The timeout for agents is now updated to 30 minutes. Your agent has to complete 1 episode in 30 minutes.
Also, as a participant pointed out, it is possible to use the information of the first episode to overfit a solution to the subsequent episodes. This is not in the spirit of the competition, and we request you to setup your agents such that they can run episodes independently.
Starting from phase 3, the parallel run setup will be changing, but the episodes will remain 1.
If I may, I’d add some proposals to the evaluation before the phase 3 has started:
I see the competition problem in 2 parts:
how to know the future
how to act when you somehow figured out the future
In my opinion, the ideal test would be an unseen set of buildings in the unseen time in the future. Relating it to our competition, if we’d design it from the beginning and if you only have 1 year of data from 17 buildings: it would be great to for example give first 8 month and 10 buildings for training / public scores and have the next 4 months 7 buildings for private scores, and not to show the scores/logs for the private part until the end.
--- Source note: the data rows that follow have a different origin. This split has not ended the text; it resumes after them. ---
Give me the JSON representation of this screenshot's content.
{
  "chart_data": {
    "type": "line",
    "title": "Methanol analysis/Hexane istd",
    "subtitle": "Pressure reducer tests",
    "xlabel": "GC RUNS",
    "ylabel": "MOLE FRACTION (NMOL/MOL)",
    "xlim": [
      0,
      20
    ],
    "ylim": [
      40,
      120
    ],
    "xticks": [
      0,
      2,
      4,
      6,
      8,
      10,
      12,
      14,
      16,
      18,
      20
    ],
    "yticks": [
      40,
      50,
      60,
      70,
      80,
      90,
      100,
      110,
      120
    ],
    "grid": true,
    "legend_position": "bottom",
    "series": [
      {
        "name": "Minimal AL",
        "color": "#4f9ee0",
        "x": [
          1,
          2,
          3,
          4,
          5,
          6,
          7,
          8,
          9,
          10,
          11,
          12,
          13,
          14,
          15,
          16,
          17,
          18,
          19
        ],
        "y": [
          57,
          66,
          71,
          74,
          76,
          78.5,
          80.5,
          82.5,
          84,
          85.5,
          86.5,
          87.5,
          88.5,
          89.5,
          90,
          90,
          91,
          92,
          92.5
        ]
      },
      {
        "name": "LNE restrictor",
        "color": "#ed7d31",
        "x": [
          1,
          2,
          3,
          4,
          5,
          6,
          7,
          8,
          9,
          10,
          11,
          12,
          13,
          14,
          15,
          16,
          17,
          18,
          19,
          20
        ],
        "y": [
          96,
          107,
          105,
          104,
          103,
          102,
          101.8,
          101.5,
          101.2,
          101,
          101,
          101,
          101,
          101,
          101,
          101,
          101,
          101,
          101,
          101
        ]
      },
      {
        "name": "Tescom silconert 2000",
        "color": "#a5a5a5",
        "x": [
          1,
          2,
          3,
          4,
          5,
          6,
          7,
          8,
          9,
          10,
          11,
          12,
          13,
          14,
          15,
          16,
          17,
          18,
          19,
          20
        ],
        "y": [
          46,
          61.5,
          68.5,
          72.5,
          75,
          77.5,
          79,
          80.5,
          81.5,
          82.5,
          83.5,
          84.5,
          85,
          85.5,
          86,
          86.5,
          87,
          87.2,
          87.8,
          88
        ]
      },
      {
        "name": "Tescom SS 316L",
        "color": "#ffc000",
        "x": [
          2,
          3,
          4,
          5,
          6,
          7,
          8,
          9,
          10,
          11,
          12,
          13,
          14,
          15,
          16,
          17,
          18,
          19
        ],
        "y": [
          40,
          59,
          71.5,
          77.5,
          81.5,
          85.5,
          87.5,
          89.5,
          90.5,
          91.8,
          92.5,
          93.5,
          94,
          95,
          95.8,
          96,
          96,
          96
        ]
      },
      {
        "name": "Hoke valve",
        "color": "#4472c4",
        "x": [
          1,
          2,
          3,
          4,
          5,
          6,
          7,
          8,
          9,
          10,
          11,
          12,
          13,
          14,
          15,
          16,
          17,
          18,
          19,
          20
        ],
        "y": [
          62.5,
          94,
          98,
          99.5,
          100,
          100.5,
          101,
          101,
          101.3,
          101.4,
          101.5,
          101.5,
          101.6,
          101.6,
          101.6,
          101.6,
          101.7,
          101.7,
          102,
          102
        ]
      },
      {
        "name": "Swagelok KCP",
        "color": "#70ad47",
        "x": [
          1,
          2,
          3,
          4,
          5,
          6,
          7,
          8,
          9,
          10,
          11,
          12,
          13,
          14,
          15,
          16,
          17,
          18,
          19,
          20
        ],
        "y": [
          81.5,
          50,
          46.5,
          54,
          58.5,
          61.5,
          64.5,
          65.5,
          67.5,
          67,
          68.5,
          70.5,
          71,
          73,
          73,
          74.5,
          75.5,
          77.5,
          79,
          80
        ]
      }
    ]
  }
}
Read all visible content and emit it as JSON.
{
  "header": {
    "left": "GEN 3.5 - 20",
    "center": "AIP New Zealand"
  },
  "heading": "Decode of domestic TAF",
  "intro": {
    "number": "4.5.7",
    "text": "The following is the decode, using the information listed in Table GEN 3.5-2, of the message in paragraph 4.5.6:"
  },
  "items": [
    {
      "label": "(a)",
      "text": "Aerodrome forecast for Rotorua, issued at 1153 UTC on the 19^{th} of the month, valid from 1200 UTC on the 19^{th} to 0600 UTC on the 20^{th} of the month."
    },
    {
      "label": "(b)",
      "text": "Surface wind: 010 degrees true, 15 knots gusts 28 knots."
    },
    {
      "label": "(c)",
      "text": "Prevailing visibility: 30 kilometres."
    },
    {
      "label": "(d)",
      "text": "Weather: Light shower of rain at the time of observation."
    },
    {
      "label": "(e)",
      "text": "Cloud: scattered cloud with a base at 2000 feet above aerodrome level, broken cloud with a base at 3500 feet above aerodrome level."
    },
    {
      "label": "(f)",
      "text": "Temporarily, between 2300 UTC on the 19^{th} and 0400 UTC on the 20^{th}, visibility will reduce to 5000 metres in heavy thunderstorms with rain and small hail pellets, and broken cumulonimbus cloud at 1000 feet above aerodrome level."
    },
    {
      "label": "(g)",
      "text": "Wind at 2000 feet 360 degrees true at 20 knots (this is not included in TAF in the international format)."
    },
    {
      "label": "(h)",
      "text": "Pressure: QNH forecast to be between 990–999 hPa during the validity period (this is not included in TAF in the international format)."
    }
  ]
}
Of course only one episode of evaluation should be run.
However, when all the future data is already shown, I think the best design of the 3rd stage is to:
run it only for 1 first episode - this would eliminate the problem of overfitting/memorising data, you will not even need to check who is doing what + in reality you will never have a chance to be twice in the same time, why do it in the evaluation?
do not show scores for additional 7 buildings and have a final score only on them (as on a separate 7 building community): this will eliminate the manual/ other solutions that overfit on training, or the data from logs in phase 2. + Blocking logs as described in the previous post is mandatory.
This are only my ideas, would be glad to see the organisers and participants responses / proposals.
Indeed, we do have a private leaderboard planned for Phase 3.
Originally we had planned to hide the scores of the 7 buildings that will be added in Phase 3 completely. However I also like your idea of hiding last 4 months, we’ll discuss this internally.
@tymur_prorochenko Great suggestions! That said, I’m not sure if I agree about splitting the evaluation by time (8 month training/public, 4 month private). In that case, the final objective is to generalize after a warm-up period. However, in reality, the cold start problem is a real concern.
@mt1 sadly it does not make any sense now singe we already know what happens during the year. Ideally we should discuss hiding future months only if the orgs have more data somewhere))
@tymur_prorochenko Thanks for the quick reply. I think I might be missing something. I see how there is nothing we can do about the training data because it was already provided, but if I’m not mistaken, the evaluation framework prevents us from accessing future data in the validation and test sets. If we only run one episode, then our agents will never know the future data ahead of time.